Objective: Acute respiratory infection is a leading cause of morbidity and mortality in under five children in developing countries. Hence, the present study was undertaken to identify various modifiable risk factors for acute lower respiratory tract infections (ALRI) in children aged 1 mth to 5 yr.
Methods: 104 ALRI cases fulfilling WHO criteria for pneumonia, in the age group of 1 mth to 5 yr were interrogated for potential modifiable risk factors as per a predesigned proforma. 104 healthy control children in the same age group were also interrogated.

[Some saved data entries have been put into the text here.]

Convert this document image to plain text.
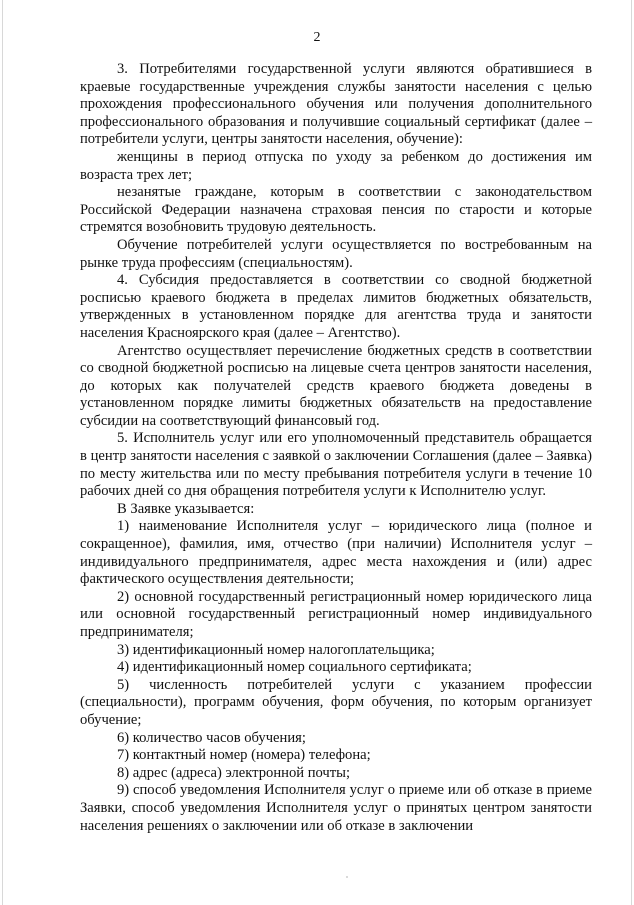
2

3. Потребителями государственной услуги являются обратившиеся в краевые государственные учреждения службы занятости населения с целью прохождения профессионального обучения или получения дополнительного профессионального образования и получившие социальный сертификат (далее – потребители услуги, центры занятости населения, обучение):

женщины в период отпуска по уходу за ребенком до достижения им возраста трех лет;

незанятые граждане, которым в соответствии с законодательством Российской Федерации назначена страховая пенсия по старости и которые стремятся возобновить трудовую деятельность.

Обучение потребителей услуги осуществляется по востребованным на рынке труда профессиям (специальностям).

4. Субсидия предоставляется в соответствии со сводной бюджетной росписью краевого бюджета в пределах лимитов бюджетных обязательств, утвержденных в установленном порядке для агентства труда и занятости населения Красноярского края (далее – Агентство).

Агентство осуществляет перечисление бюджетных средств в соответствии со сводной бюджетной росписью на лицевые счета центров занятости населения, до которых как получателей средств краевого бюджета доведены в установленном порядке лимиты бюджетных обязательств на предоставление субсидии на соответствующий финансовый год.

5. Исполнитель услуг или его уполномоченный представитель обращается в центр занятости населения с заявкой о заключении Соглашения (далее – Заявка) по месту жительства или по месту пребывания потребителя услуги в течение 10 рабочих дней со дня обращения потребителя услуги к Исполнителю услуг.

В Заявке указывается:

1) наименование Исполнителя услуг – юридического лица (полное и сокращенное), фамилия, имя, отчество (при наличии) Исполнителя услуг – индивидуального предпринимателя, адрес места нахождения и (или) адрес фактического осуществления деятельности;

2) основной государственный регистрационный номер юридического лица или основной государственный регистрационный номер индивидуального предпринимателя;

3) идентификационный номер налогоплательщика;

4) идентификационный номер социального сертификата;

5) численность потребителей услуги с указанием профессии (специальности), программ обучения, форм обучения, по которым организует обучение;

6) количество часов обучения;

7) контактный номер (номера) телефона;

8) адрес (адреса) электронной почты;

9) способ уведомления Исполнителя услуг о приеме или об отказе в приеме Заявки, способ уведомления Исполнителя услуг о принятых центром занятости населения решениях о заключении или об отказе в заключении
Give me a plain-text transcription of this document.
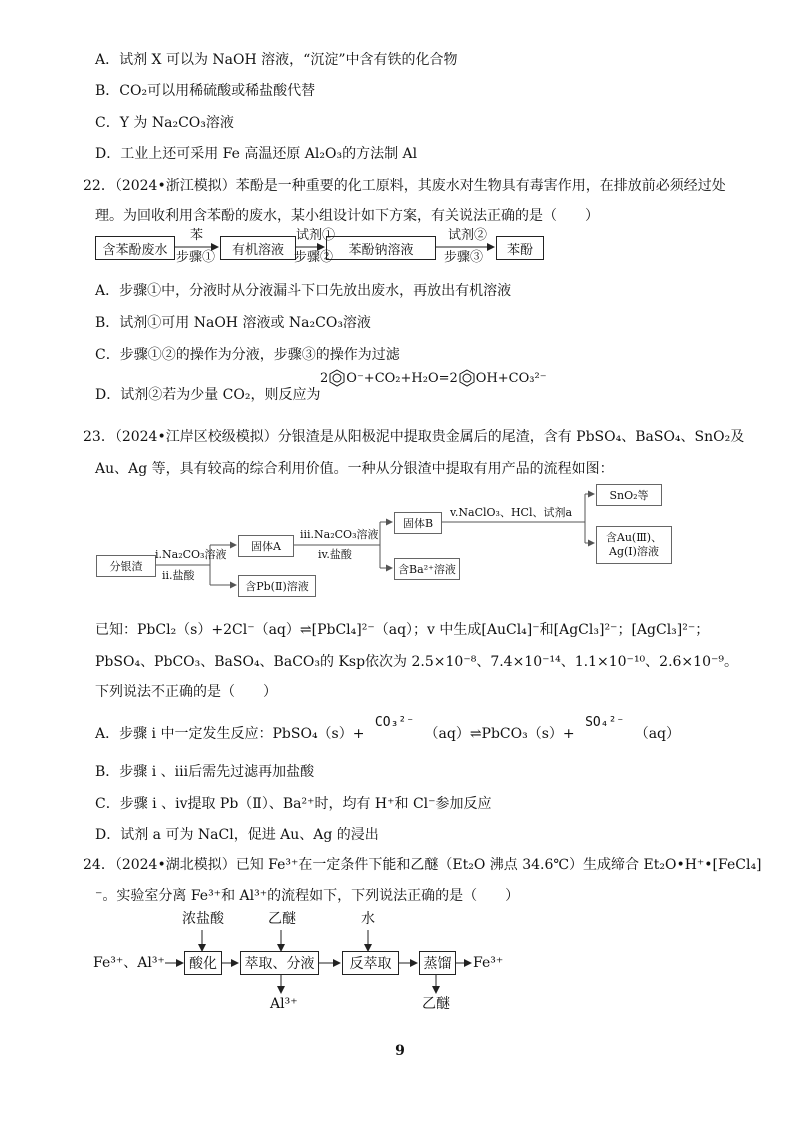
A．试剂 X 可以为 NaOH 溶液，“沉淀”中含有铁的化合物
B．CO₂可以用稀硫酸或稀盐酸代替
C．Y 为 Na₂CO₃溶液
D．工业上还可采用 Fe 高温还原 Al₂O₃的方法制 Al
22．（2024•浙江模拟）苯酚是一种重要的化工原料，其废水对生物具有毒害作用，在排放前必须经过处
理。为回收利用含苯酚的废水，某小组设计如下方案，有关说法正确的是（　　）
含苯酚废水	有机溶液	苯酚钠溶液	苯酚
苯
步骤①
试剂①
步骤②
试剂②
步骤③
A．步骤①中，分液时从分液漏斗下口先放出废水，再放出有机溶液
B．试剂①可用 NaOH 溶液或 Na₂CO₃溶液
C．步骤①②的操作为分液，步骤③的操作为过滤
D．试剂②若为少量 CO₂，则反应为
2 O⁻+CO₂+H₂O=2 OH+CO₃²⁻
23．（2024•江岸区校级模拟）分银渣是从阳极泥中提取贵金属后的尾渣，含有 PbSO₄、BaSO₄、SnO₂及
Au、Ag 等，具有较高的综合利用价值。一种从分银渣中提取有用产品的流程如图：
分银渣
固体A
含Pb(Ⅱ)溶液
固体B
含Ba²⁺溶液
SnO₂等
含Au(Ⅲ)、
Ag(Ⅰ)溶液
i.Na₂CO₃溶液
ii.盐酸
iii.Na₂CO₃溶液
iv.盐酸
v.NaClO₃、HCl、试剂a
已知：PbCl₂（s）+2Cl⁻（aq）⇌[PbCl₄]²⁻（aq）；v 中生成[AuCl₄]⁻和[AgCl₃]²⁻；[AgCl₃]²⁻；
PbSO₄、PbCO₃、BaSO₄、BaCO₃的 Ksp依次为 2.5×10⁻⁸、7.4×10⁻¹⁴、1.1×10⁻¹⁰、2.6×10⁻⁹。
下列说法不正确的是（　　）
A．步骤 i 中一定发生反应：PbSO₄（s）+ CO₃²⁻ （aq）⇌PbCO₃（s）+ SO₄²⁻ （aq）
B．步骤 i 、iii后需先过滤再加盐酸
C．步骤 i 、iv提取 Pb（Ⅱ）、Ba²⁺时，均有 H⁺和 Cl⁻参加反应
D．试剂 a 可为 NaCl，促进 Au、Ag 的浸出
24．（2024•湖北模拟）已知 Fe³⁺在一定条件下能和乙醚（Et₂O 沸点 34.6℃）生成缔合 Et₂O•H⁺•[FeCl₄]
⁻。实验室分离 Fe³⁺和 Al³⁺的流程如下，下列说法正确的是（　　）
Fe³⁺、Al³⁺	酸化	萃取、分液	反萃取	蒸馏	Fe³⁺
浓盐酸	乙醚	水
Al³⁺	乙醚
9
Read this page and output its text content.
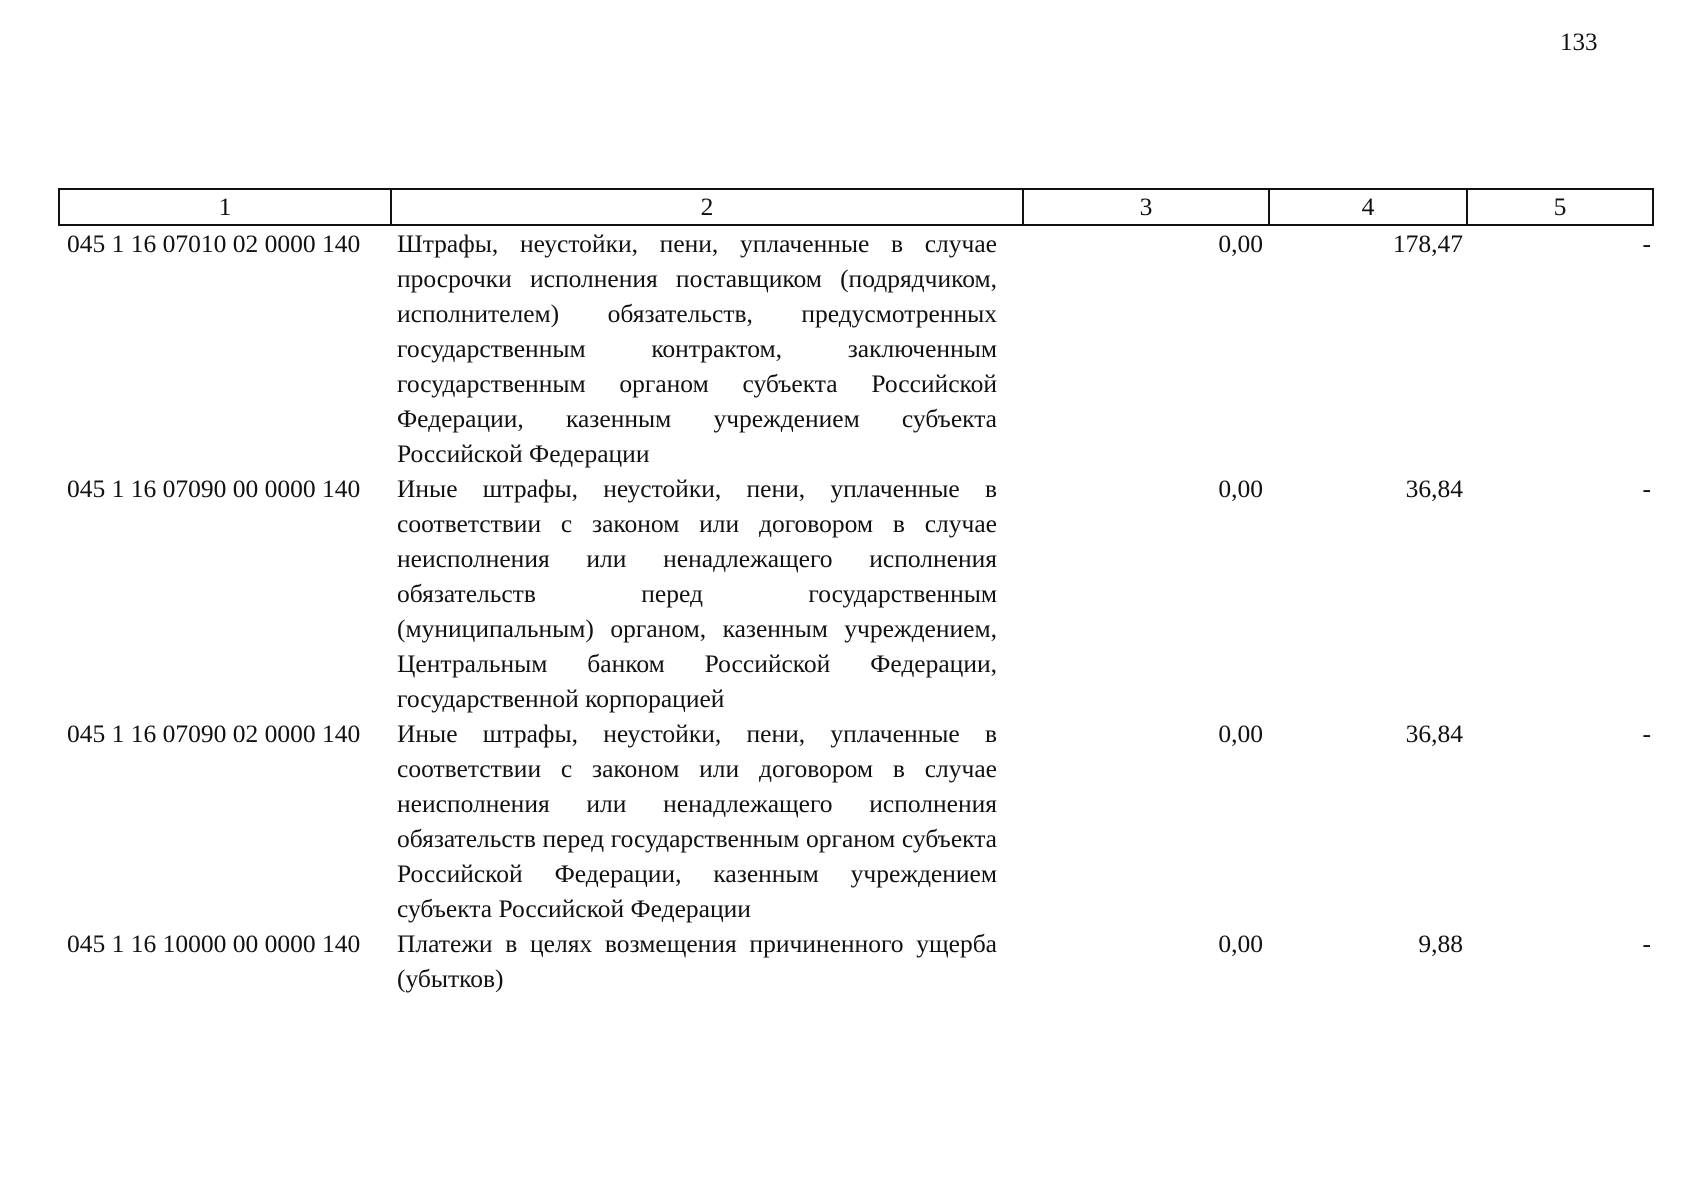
133
1	2	3	4	5
045 1 16 07010 02 0000 140	Штрафы, неустойки, пени, уплаченные в случае просрочки исполнения поставщиком (подрядчиком, исполнителем) обязательств, предусмотренных государственным контрактом, заключенным государственным органом субъекта Российской Федерации, казенным учреждением субъекта Российской Федерации	0,00	178,47	-
045 1 16 07090 00 0000 140	Иные штрафы, неустойки, пени, уплаченные в соответствии с законом или договором в случае неисполнения или ненадлежащего исполнения обязательств перед государственным (муниципальным) органом, казенным учреждением, Центральным банком Российской Федерации, государственной корпорацией	0,00	36,84	-
045 1 16 07090 02 0000 140	Иные штрафы, неустойки, пени, уплаченные в соответствии с законом или договором в случае неисполнения или ненадлежащего исполнения обязательств перед государственным органом субъекта Российской Федерации, казенным учреждением субъекта Российской Федерации	0,00	36,84	-
045 1 16 10000 00 0000 140	Платежи в целях возмещения причиненного ущерба (убытков)	0,00	9,88	-
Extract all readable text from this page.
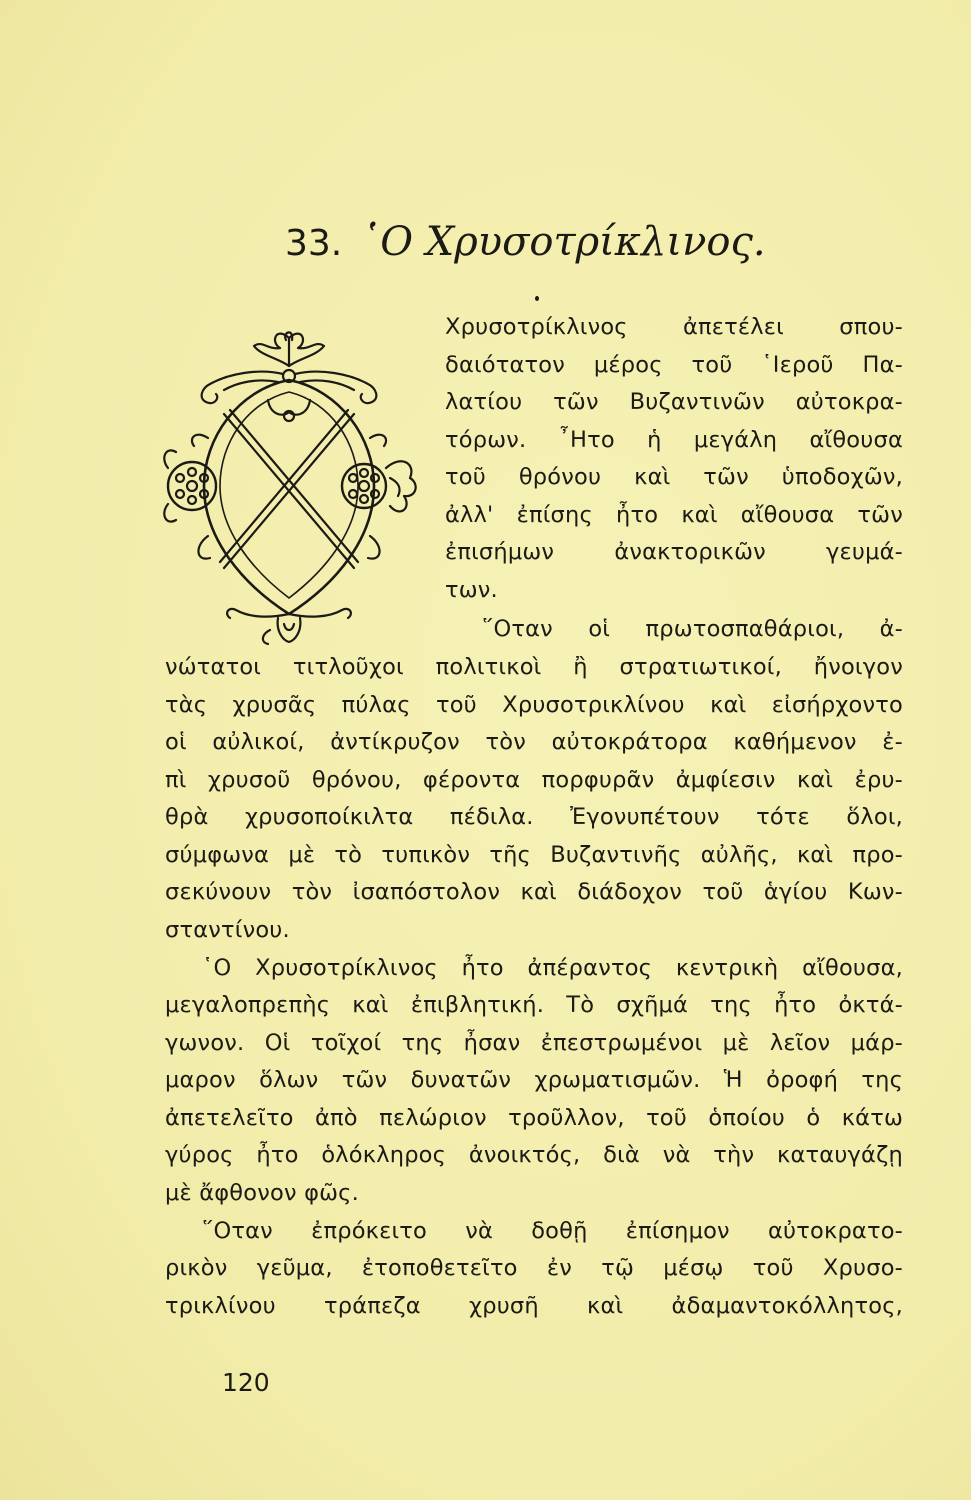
33. ῾Ο Χρυσοτρίκλινος.
Χρυσοτρίκλινος ἀπετέλει σπου-
δαιότατον μέρος τοῦ ῾Ιεροῦ Πα-
λατίου τῶν Βυζαντινῶν αὐτοκρα-
τόρων. ῏Ητο ἡ μεγάλη αἴθουσα
τοῦ θρόνου καὶ τῶν ὑποδοχῶν,
ἀλλ' ἐπίσης ἦτο καὶ αἴθουσα τῶν
ἐπισήμων ἀνακτορικῶν γευμά-
των.
῞Οταν οἱ πρωτοσπαθάριοι, ἀ-
νώτατοι τιτλοῦχοι πολιτικοὶ ἢ στρατιωτικοί, ἤνοιγον
τὰς χρυσᾶς πύλας τοῦ Χρυσοτρικλίνου καὶ εἰσήρχοντο
οἱ αὐλικοί, ἀντίκρυζον τὸν αὐτοκράτορα καθήμενον ἐ-
πὶ χρυσοῦ θρόνου, φέροντα πορφυρᾶν ἀμφίεσιν καὶ ἐρυ-
θρὰ χρυσοποίκιλτα πέδιλα. Ἐγονυπέτουν τότε ὅλοι,
σύμφωνα μὲ τὸ τυπικὸν τῆς Βυζαντινῆς αὐλῆς, καὶ προ-
σεκύνουν τὸν ἰσαπόστολον καὶ διάδοχον τοῦ ἁγίου Κων-
σταντίνου.
῾Ο Χρυσοτρίκλινος ἦτο ἀπέραντος κεντρικὴ αἴθουσα,
μεγαλοπρεπὴς καὶ ἐπιβλητική. Τὸ σχῆμά της ἦτο ὀκτά-
γωνον. Οἱ τοῖχοί της ἦσαν ἐπεστρωμένοι μὲ λεῖον μάρ-
μαρον ὅλων τῶν δυνατῶν χρωματισμῶν. Ἡ ὀροφή της
ἀπετελεῖτο ἀπὸ πελώριον τροῦλλον, τοῦ ὁποίου ὁ κάτω
γύρος ἦτο ὁλόκληρος ἀνοικτός, διὰ νὰ τὴν καταυγάζῃ
μὲ ἄφθονον φῶς.
῞Οταν ἐπρόκειτο νὰ δοθῇ ἐπίσημον αὐτοκρατο-
ρικὸν γεῦμα, ἐτοποθετεῖτο ἐν τῷ μέσῳ τοῦ Χρυσο-
τρικλίνου τράπεζα χρυσῆ καὶ ἀδαμαντοκόλλητος,
120
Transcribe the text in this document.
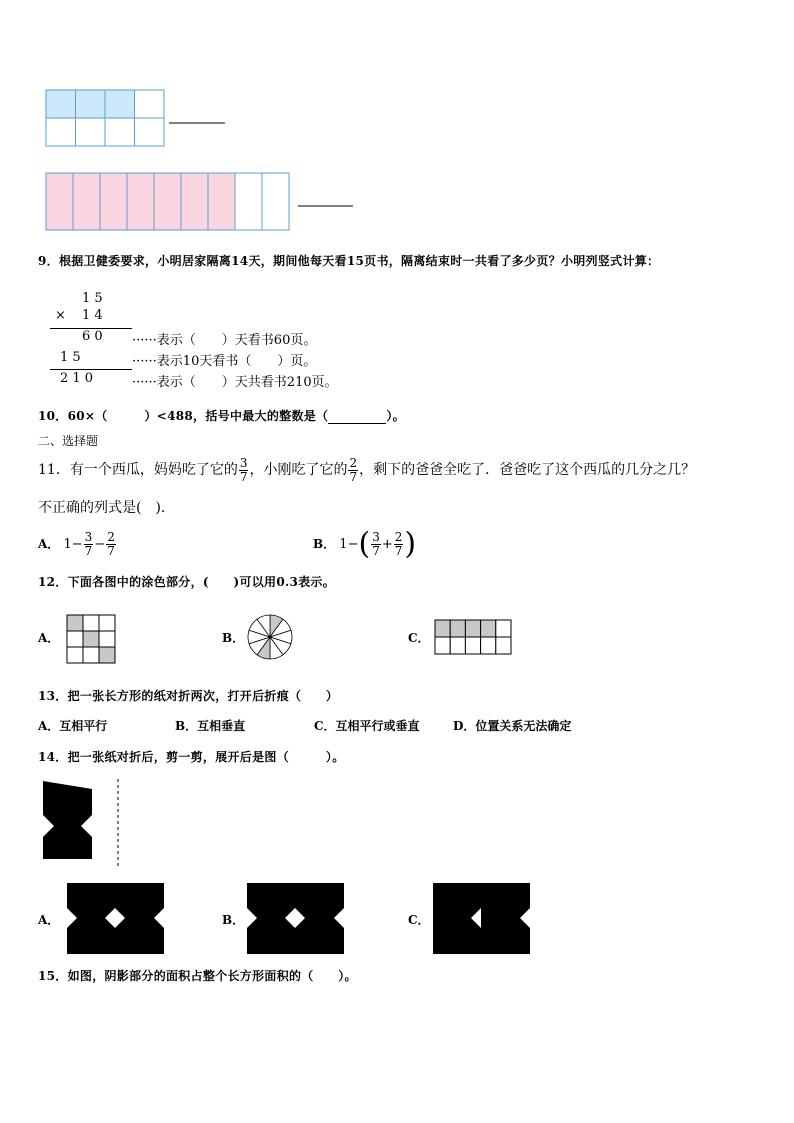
9．根据卫健委要求，小明居家隔离14天，期间他每天看15页书，隔离结束时一共看了多少页？小明列竖式计算：
1 5
× 1 4
6 0 ······表示（　　）天看书60页。
1 5	······表示10天看书（　　）页。
2 1 0	······表示（　　）天共看书210页。
10．60×（　　　）<488，括号中最大的整数是（	）。
二、选择题
11．有一个西瓜，妈妈吃了它的 $\frac{3}{7}$ ，小刚吃了它的 $\frac{2}{7}$ ，剩下的爸爸全吃了．爸爸吃了这个西瓜的几分之几？
不正确的列式是(　)．
A． $1- \frac{3}{7} - \frac{2}{7}$	B． $1-( \frac{3}{7} + \frac{2}{7}$ )
12．下面各图中的涂色部分，(　　)可以用0.3表示。
A．	B．	C．
13．把一张长方形的纸对折两次，打开后折痕（　　）
A．互相平行	B．互相垂直	C．互相平行或垂直	D．位置关系无法确定
14．把一张纸对折后，剪一剪，展开后是图（　　　）。
A．	B．	C．
15．如图，阴影部分的面积占整个长方形面积的（　　）。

Results: The significant sociodemographic risk factors were parental illiteracy, low socioeconomic status, overcrowding and partial immunization, [p value < 0.05 in all]. Significant nutritional risk factors were administration of prelacteal feeds, early weaning, anemia, rickets and malnutrition, [p value < 0.05 in all]. Significant environmental risk factors were use of kerosene lamps, biomass fuel pollution and lack of ventilation [p value < 0.05 in all]. On logistic regression analysis, partial immunization, overcrowding and malnutrition were found to be significant risk factors.
Conclusion: The present study has identified various socio-demographic, nutritional and environmental modifiable risk factors for ALRI which can be tackled by effective education of the community and appropriate initiatives taken by the government.